New Trump budget abolishes USDA catfish inspection program
Monday, June 5,2017AsemconnectVietnam - The US National Fisheries Institute has announced that President Trump’s proposed federal budget rolled out May 24 would transfer the catfish inspection program from the USDA back to the FDA.
According to the budget proposal, reverting to the prior catfish inspectionprogram implemented by the FDA would save an estimated US$2.5 million per annum by eliminating unnecessary and duplicative costs.
“This is just more evidence that anyone looking to cut waste and benefit American Taxpayers, by getting rid of duplicative bloat, recognizes how much of a boondoggle this program has always been.” said Gavin Gibbons of the NFI.

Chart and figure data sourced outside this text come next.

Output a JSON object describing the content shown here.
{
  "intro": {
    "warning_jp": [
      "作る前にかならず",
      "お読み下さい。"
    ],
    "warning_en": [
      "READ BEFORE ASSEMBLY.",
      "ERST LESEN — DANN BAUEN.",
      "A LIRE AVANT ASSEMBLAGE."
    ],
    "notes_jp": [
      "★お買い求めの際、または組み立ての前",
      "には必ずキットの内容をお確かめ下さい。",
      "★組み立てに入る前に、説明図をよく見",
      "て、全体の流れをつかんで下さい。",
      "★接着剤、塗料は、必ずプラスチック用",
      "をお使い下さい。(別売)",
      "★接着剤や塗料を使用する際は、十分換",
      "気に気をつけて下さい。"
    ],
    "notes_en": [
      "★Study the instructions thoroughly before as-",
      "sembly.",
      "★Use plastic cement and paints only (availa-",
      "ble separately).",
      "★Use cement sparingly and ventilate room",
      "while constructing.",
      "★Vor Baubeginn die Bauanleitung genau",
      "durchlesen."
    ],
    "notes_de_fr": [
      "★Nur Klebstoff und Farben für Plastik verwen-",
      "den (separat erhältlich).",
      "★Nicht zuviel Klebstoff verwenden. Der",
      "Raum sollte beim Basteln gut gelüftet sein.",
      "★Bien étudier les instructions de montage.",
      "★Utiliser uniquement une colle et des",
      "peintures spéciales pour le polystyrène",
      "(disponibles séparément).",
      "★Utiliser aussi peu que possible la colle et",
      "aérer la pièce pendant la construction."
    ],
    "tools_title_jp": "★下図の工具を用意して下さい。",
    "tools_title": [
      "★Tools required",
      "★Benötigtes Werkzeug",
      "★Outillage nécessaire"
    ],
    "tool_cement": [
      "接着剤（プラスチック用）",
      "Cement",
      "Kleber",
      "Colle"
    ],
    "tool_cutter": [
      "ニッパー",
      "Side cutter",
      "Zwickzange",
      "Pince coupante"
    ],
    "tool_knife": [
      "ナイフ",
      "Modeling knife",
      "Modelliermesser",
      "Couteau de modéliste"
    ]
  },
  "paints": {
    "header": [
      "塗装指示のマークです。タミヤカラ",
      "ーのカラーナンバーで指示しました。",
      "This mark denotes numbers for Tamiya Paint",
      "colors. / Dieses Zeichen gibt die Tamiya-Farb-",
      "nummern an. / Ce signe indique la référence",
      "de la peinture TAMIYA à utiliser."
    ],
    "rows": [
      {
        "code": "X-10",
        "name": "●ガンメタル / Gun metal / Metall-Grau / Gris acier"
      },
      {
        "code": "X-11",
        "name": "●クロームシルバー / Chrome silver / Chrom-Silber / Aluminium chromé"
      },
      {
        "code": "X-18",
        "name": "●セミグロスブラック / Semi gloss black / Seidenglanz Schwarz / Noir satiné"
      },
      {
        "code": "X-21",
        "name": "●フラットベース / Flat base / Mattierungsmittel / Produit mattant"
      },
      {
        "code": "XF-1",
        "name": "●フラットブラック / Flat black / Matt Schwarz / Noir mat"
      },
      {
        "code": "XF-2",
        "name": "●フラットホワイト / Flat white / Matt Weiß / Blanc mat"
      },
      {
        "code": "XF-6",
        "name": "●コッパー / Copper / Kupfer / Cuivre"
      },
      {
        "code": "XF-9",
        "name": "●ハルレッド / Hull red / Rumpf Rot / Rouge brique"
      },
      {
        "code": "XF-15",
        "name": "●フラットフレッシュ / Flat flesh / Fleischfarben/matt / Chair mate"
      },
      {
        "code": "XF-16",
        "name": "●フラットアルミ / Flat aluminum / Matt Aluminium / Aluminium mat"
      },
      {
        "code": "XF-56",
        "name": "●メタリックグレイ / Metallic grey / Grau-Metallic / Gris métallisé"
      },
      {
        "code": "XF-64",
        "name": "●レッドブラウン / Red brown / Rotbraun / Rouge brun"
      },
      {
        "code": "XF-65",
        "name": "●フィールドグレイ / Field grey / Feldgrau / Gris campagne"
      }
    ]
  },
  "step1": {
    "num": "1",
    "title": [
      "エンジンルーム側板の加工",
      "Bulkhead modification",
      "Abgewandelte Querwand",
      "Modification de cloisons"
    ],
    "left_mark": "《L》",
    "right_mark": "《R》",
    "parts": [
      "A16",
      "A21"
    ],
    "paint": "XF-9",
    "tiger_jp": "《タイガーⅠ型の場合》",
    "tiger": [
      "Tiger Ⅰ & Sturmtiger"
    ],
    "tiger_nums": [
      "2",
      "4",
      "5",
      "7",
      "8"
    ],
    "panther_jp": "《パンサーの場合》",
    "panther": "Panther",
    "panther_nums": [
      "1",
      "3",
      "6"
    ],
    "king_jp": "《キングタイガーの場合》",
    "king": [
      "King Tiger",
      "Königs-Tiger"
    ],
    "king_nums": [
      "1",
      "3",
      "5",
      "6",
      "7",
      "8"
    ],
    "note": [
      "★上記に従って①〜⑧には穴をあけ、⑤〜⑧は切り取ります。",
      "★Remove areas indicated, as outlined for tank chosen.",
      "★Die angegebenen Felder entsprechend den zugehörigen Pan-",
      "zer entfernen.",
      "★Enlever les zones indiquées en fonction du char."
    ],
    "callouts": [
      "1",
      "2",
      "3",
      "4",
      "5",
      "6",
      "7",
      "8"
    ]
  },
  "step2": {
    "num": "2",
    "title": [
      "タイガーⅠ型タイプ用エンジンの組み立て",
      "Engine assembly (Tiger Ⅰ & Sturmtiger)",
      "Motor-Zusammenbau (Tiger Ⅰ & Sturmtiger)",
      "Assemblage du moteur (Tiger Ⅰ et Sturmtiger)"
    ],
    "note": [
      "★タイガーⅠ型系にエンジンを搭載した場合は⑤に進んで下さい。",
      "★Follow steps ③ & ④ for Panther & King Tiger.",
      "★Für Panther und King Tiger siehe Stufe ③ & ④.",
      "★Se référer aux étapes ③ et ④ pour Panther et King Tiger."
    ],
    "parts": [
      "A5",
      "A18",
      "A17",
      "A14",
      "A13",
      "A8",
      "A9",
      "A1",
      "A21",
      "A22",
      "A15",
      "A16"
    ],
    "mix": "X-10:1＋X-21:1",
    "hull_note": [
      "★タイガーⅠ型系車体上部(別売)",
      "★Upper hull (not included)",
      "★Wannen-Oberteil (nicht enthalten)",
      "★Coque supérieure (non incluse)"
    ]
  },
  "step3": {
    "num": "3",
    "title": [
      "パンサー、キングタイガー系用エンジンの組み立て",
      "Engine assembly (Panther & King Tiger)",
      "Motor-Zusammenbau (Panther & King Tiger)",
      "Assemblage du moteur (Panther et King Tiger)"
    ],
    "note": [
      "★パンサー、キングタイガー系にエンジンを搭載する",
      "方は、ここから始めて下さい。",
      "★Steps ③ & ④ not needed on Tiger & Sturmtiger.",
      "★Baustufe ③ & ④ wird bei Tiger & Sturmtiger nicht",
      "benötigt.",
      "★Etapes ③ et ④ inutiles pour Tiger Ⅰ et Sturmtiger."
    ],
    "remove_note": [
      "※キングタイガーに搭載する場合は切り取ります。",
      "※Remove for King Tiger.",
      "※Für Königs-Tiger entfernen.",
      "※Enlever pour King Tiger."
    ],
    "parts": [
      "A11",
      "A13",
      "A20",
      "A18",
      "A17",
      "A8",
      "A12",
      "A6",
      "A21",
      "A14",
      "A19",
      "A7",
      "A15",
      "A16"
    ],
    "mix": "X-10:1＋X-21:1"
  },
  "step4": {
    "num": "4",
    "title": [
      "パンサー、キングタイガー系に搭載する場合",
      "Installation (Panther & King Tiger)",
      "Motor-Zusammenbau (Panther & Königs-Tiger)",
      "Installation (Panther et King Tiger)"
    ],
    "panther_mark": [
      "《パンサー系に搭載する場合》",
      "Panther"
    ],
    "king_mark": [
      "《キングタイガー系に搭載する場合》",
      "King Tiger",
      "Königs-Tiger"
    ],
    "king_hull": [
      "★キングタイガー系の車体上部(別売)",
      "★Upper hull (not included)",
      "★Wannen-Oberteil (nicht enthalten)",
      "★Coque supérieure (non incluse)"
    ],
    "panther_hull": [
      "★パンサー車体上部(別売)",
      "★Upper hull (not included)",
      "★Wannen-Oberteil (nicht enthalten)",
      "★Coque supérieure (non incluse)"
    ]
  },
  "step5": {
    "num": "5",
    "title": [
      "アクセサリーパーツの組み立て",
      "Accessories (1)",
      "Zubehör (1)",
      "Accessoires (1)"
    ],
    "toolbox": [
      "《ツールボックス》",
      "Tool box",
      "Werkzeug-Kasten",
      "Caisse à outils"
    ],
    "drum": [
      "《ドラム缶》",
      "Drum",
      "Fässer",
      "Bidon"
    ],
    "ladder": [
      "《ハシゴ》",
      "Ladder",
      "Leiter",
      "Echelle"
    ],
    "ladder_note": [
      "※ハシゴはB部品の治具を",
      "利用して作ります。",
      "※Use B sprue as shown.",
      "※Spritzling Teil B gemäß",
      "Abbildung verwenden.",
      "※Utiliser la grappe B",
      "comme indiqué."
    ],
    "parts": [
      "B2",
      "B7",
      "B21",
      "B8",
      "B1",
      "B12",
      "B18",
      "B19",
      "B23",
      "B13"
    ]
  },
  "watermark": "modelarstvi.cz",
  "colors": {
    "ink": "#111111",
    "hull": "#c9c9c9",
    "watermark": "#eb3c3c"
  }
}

Congress took inspection authority for catfish away from the FDA and gave it to the USDA through provisions in the 2008 and 2014 farm bills.
The shift was viewed as a boon for domestic catfish farmers who have been struggling for years to compete with growing imports from countries like Vietnam, China and Thailand.
Proponents of the switch said the USDA would do a more thorough job of inspecting imports and holding foreign producers to the same identical standards as their US counterparts.
But opponents like Sen. John McCain, Republican-Ariz., have sharply criticized the transfer saying the billions of dollars it cost to move catfish inspection to USDA was an unnecessary burden on taxpayers because FDA could do the job adequately.
McCain led a successful effort to pass a measure in the Senate last year to move inspection back to FDA. The US House of Representatives failed to vote on the measure, despite lawmakers’ claims that they have enough votes to approve it.
One of the core criticisms from McCain and others was the potential for ‘duplicative’ inspections that were likely to occur in facilities that processed both catfish and other seafood that still needed to be inspected by FDA officials.
“Catfish is an extremely low-risk food product,” said Pennsylvania Republican Joseph Pitts, chair of the Health Subcommittee, in his opening remarks at a hearing titled Waste and Duplication in the USDA Catfish Inspection Program.
“Explicitly creating a program exclusively for catfish is unnecessary and directs resources away from high-risk foods to focus on a food that is one of the safest.”
Rep. Gregg Harper, a Republican from the catfish-producing state of Mississippi, however is one of the few government officials that defends of the USDA catfish inspection program.
He contends that the USDA Food Safety and Inspection Service has been successfully blocking hundreds of metric tons of foreign catfish contaminated with illegal antibiotics and other drugs.
Since FSIS began inspecting imported catfish on April 15, 2016 about 156 metric tons of foreign catfish has either been rejected at the border or removed from commerce in the US, according to industry and government officials.
“Overwhelming evidence suggests that imported catfish … represent a significant food safety threat to the American people,” Harper said during the hearing. “Unfortunately, the FDA inspection system was inadequate and it conducted inspections on a mere 0.2% of catfish species.”
Notably, the waste of US taxpayer dollars for the new USDA inspections has been also a problem pointed out in several reports issued by the US Government Accountability Office and it was discussed on many occasions by Steve Morris, a GAO director.
William Jones, FDA deputy director for the Office of Food Safety has also noted numerous times that the catfish inspection was not given to USDA because of any deficiency at FDA.
He highlighted the agency’s targeted approach to inspecting imports, which dedicates more resources to product that comes from the riskiest sources, adding that catfish does not warrant the added scrutiny by the USDA.
The new catfish inspection regime implemented by the USDA will come into full force in Vietnam September 1, 2017.
Exports of catfish from Vietnam to the US are expected to stop at that time— at least until the Vietnam government satisfies that the inspection system in place in the country is substantially the equivalent of that in the US.